WASHINGTON.– Estados Unidos lanzó una nueva ronda de bombardeos contra objetivos vinculados a Irán en medio de un deterioro acelerado del frágil alto el fuego alcanzado semanas atrás, en una escalada que vuelve a tensar el conflicto en una de las zonas más sensibles para el comercio energético global.
Según informó el Pentágono, los ataques se concentraron en instalaciones estratégicas destinadas a “debilitar la capacidad iraní de amenazar la navegación” en el estrecho de Ormuz, el corredor marítimo por el que circula cerca de un tercio del petróleo que se comercializa en el mundo. Entre los blancos se incluyeron posiciones militares costeras, sistemas de radares y puntos logísticos asociados a operaciones navales iraníes.
Los nuevos bombardeos de Estados Unidos se concentraron principalmente en la costa sur de Irán, en zonas clave cercanas al estrecho de Ormuz. Según reportes, los ataques alcanzaron ciudades y enclaves estratégicos como Bandar Abbas, Konarak y Chabahar, además de otras posiciones militares distribuidas en varias provincias.
De acuerdo a fuentes estadounidenses, la ofensiva fue en respuesta directa a una serie de ataques iraníes contra buques comerciales y energéticos en el estrecho de Ormuz, un paso clave para el transporte global de petróleo y gas.
Washington acusa a Teherán de haber intensificado en los últimos días acciones de hostigamiento, incluyendo disparos y maniobras de interdicción contra petroleros, lo que elevó el riesgo para la navegación internacional.
La ofensiva se produjo pocas horas después de que el presidente Donald Trump advirtiera que una nueva fase de ataques era inminente, aunque intentó restarles carácter de guerra abierta. “Todo lo que suceda, sucederá muy rápido”, advirtió. El mensaje reflejó la ambigüedad de la postura estadounidense: presión militar sostenida sin declarar formalmente el fin de las negociaciones.
Desde la perspectiva iraní, en cambio, es Washington quien incumplió compromisos asumidos en el acuerdo provisional, especialmente en lo referido a la seguridad regional y a la implementación de un alto el fuego más amplio que incluya otros escenarios de conflicto en Medio Oriente.
El cruce de acusaciones se produce en un contexto de profunda desconfianza mutua. Fuentes involucradas en la mediación internacional señalaron que las negociaciones continúan de forma permanente, con la participación de actores como Qatar, Pakistán, Egipto, Turquía y Arabia Saudita, que buscan evitar un colapso definitivo del entendimiento alcanzado.

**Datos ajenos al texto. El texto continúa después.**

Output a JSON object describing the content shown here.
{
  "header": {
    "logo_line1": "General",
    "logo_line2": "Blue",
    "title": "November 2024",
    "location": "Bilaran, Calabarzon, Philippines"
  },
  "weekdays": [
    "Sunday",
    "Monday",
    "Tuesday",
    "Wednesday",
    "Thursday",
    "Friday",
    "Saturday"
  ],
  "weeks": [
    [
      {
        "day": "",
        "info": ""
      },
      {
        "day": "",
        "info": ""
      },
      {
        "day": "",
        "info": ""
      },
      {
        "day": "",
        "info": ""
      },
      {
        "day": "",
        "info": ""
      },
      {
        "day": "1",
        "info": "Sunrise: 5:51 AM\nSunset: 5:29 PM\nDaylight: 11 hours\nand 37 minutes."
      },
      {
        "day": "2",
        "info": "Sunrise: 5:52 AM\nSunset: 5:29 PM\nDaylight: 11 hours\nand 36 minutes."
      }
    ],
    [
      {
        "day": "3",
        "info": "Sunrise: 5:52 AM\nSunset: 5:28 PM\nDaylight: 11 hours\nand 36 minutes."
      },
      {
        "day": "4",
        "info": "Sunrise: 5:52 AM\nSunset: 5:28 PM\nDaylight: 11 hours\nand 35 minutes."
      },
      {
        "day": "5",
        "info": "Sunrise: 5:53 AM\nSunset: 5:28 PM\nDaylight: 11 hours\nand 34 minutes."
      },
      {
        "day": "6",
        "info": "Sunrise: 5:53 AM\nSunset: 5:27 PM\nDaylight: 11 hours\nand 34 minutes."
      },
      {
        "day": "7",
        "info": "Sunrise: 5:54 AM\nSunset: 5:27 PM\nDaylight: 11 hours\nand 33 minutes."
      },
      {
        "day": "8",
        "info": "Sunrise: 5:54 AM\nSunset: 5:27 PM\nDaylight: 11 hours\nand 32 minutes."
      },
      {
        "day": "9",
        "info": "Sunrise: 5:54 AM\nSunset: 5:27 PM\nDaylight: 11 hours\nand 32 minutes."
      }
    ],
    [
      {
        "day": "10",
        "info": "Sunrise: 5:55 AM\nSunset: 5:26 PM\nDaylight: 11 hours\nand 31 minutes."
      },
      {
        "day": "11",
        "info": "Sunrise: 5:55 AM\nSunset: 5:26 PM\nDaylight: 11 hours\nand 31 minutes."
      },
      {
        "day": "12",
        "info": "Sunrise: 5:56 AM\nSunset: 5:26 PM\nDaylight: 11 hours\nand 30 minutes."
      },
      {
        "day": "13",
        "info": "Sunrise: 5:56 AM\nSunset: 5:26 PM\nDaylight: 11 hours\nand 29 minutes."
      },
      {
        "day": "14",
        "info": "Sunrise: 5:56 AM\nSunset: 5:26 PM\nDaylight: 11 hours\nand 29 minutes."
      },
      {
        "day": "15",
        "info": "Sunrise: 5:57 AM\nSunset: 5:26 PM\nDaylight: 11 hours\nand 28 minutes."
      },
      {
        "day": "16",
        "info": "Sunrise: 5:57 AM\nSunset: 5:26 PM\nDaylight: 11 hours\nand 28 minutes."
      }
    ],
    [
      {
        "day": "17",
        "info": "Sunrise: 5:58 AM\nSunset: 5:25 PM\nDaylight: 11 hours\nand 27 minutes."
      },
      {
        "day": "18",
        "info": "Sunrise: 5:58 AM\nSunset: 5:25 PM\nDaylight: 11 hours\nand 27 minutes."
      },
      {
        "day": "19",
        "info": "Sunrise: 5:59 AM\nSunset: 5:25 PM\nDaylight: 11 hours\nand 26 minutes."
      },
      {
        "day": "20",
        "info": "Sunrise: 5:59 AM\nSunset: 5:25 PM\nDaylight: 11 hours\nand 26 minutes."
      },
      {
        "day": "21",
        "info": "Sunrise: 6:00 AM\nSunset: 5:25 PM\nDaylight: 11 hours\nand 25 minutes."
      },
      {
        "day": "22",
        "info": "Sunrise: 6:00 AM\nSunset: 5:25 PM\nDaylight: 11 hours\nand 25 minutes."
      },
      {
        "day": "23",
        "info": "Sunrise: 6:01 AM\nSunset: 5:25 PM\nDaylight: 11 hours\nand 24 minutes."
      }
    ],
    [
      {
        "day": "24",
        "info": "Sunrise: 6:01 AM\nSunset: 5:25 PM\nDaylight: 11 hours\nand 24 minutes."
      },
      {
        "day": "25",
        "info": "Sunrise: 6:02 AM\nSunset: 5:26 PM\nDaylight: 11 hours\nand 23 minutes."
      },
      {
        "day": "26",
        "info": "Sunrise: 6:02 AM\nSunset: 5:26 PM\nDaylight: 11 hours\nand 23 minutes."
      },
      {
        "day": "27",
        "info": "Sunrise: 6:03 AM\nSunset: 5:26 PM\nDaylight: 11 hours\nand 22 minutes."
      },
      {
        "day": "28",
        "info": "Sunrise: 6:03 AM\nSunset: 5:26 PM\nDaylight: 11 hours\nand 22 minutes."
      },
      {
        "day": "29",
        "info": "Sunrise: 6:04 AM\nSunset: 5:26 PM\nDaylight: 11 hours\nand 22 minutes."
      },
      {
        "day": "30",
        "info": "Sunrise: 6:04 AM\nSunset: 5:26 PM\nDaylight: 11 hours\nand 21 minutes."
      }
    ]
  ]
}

Pese a esos esfuerzos diplomáticos, la retórica de Trump se volvió más agresiva. El mandatario llegó a afirmar que el alto el fuego “se acabó” y deslizó la posibilidad de “terminar el trabajo”, en referencia a una acción militar más contundente. Sin embargo, también evitó confirmar un cambio de estrategia hacia una guerra prolongada.
Analistas consideran que esta ambigüedad forma parte de una táctica de negociación. La combinación de presión militar y mensajes contradictorios buscaría forzar concesiones de Irán, tanto en el plano nuclear como en la seguridad marítima. No obstante, advierten que este enfoque implica riesgos crecientes de una escalada fuera de control.
Los funcionarios iraníes también endurecieron su discurso. El presidente del Parlamento, Mohammad Bagher Qalibaf, acusó a Estados Unidos de violar repetidamente el acuerdo inicial y aseguró que su país no cederá ante la presión. “No nos rendimos”, afirmó en una publicación en X, en línea con una postura que combina resistencia política y respuesta militar limitada.
Los canales diplomáticos siguen abiertos, pero la intensificación de las acciones militares y la retórica confrontativa elevan el riesgo de una escalada mayor.
Riesgo político para Trump
El impacto del conflicto trasciende lo estrictamente militar. La incertidumbre en torno a la estabilidad del estrecho de Ormuz ya comenzó a reflejarse en los precios del petróleo, que registraron subas ante el temor de interrupciones en el suministro. Este factor añade presión sobre la economía global y, particularmente, sobre el escenario interno estadounidense.
Con las elecciones de mitad de mandato a pocos meses, la evolución del conflicto adquiere también un componente político. Un aumento sostenido en el precio de la energía podría afectar a los consumidores y complicar las aspiraciones del oficialismo en el Congreso.
Trump reconoció indirectamente ese vínculo al señalar que “como va el petróleo, va todo lo demás”, aunque sostuvo que los costos económicos son aceptables si se logra frenar el desarrollo nuclear iraní.